Which is a short way of saying, Republicans would likely face the blame for a shutdown if they’re the ones insisting on deeper spending cuts than those agreed to just a few months ago, as well as an end to the prosecution of Donald Trump. (Yes, Georgia Rep. Andrew Clyde is readying some amendments defunding the offices of the prosecutors that have very rudely indicted Mr. Trump for behaving perfectly.)
Now, a “clean” continuing resolution extending government funding until early December could get something like 300-plus votes in the House, with all the normal-enough people voting for it. So why does Speaker McCarthy care what the “We don’t need a government anyway” rump of his conference says?
Because the Freedom Caucus’ leverage is that, at any moment, any one member of Congress could move to force another speaker’s election, which McCarthy might not win. The hardliners were peeved enough after the Fiscal Responsibility Act, feeling that McCarthy broke his word to them on the depth of the spending cuts he was willing to push for. Some view this spending fight as McCarthy’s chance to right the wrongs he made a few months ago. If McCarthy sidesteps them by passing a funding bill with Democratic votes, his speakership could be at risk.
I WILL NOT vote for any continuing resolution that doesn’t smash Biden’s DOJ into a million pieces. The DOJ has very rapidly become the enemy of the American people, and if nothing is done soon, our rights will be GONE. We MUST defund it!!
All right, so pencil one rodeo brawler into the whip sheet as a “NO (pending elimination of the Justice Department).” And what if he doesn’t get what he wants?
“It’s going to be detrimental to leadership in the House if they blow off the concerns of the people like myself and the Freedom Caucus and some of the other people on the right that are making reasonable demands,” Jackson said in an Aug. 22 interview with Steve Bannon. “It’s going to be a problem.”
Use of the motion to vacate the speaker, he said, is “inevitable” if “we continue to rely on the Democrats to pass important legislation out of the House.”
McCarthy enjoys being speaker, for some reason, and would like to keep his job.

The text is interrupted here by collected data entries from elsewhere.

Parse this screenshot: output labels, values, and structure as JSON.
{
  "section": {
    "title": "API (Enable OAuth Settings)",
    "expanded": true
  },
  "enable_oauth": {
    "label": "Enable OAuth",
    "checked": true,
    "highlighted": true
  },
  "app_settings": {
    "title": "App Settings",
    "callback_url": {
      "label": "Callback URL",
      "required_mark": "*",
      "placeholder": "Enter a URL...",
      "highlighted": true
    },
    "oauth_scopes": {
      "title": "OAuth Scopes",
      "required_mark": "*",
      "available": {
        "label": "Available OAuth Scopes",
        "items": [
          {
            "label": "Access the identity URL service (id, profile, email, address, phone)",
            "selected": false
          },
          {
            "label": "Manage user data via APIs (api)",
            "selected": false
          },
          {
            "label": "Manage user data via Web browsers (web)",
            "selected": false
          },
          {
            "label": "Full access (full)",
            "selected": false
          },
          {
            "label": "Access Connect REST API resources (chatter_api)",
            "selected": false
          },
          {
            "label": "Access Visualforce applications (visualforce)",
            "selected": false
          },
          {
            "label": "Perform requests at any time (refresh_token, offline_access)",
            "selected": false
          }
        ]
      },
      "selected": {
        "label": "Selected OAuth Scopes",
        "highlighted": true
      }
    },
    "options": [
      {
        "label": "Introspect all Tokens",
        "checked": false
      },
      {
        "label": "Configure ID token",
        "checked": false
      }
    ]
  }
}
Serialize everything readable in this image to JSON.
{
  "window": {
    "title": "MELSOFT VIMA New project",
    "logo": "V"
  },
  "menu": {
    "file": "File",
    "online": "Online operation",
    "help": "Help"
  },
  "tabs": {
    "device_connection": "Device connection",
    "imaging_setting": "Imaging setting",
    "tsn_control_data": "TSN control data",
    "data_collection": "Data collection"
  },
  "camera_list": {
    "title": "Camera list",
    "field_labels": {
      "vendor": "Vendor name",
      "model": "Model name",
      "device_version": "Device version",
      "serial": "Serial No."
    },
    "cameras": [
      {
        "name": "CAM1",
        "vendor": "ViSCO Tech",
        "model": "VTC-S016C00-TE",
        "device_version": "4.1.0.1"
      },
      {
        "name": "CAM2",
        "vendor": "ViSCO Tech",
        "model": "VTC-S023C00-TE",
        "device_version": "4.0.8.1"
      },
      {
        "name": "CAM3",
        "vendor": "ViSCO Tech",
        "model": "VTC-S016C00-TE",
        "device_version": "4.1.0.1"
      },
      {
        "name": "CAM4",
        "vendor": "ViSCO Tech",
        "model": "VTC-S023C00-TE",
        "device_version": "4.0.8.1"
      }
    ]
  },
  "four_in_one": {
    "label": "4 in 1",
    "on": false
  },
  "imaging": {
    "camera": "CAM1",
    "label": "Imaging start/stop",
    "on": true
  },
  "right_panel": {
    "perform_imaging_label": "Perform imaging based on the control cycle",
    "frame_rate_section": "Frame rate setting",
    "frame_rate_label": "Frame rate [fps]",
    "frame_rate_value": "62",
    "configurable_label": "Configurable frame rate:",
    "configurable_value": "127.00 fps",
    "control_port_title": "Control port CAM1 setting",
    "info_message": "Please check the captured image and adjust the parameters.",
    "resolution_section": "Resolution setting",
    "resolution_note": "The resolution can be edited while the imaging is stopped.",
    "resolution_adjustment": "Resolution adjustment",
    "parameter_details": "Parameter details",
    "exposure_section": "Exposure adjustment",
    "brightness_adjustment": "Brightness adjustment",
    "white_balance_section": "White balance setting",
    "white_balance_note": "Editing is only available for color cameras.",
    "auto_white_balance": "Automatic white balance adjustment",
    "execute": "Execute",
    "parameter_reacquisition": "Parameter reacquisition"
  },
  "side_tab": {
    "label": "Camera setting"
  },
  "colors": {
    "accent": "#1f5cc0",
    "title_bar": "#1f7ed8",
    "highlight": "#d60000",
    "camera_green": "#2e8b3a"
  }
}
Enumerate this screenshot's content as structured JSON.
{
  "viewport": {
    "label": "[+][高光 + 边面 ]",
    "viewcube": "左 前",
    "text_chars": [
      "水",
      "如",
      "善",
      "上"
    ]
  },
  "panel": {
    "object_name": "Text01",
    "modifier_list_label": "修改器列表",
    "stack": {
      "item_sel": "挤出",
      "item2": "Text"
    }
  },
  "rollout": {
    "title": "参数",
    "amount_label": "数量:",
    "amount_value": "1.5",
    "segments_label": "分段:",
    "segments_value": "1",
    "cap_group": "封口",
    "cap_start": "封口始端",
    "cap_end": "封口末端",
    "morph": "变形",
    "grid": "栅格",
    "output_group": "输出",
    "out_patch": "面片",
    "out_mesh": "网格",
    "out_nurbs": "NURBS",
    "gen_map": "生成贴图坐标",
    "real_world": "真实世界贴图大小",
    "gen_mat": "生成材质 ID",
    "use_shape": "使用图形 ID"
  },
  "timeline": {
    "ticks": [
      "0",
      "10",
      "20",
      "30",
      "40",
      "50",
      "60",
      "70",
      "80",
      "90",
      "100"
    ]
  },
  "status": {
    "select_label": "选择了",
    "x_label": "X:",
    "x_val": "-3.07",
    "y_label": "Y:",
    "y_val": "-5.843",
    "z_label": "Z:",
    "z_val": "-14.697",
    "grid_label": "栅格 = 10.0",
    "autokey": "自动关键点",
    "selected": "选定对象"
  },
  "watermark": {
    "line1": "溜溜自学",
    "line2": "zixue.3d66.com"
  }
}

He’s tried to suggest that impeaching Biden would be set back by a government shutdown, but the hardliners aren’t buying that.
Barring an improbable atmospheric shift, then, the play would be for McCarthy to play along with the hardliners on a few provisions in negotiations with the Senate, watch them go nowhere, let the government shut down, make his best public case that it is actually Democrats’ fault for not eliminating federal law enforcement, and then move to reopen the government when that doesn’t work and his vulnerable members have had enough.
Normal country, normal political system.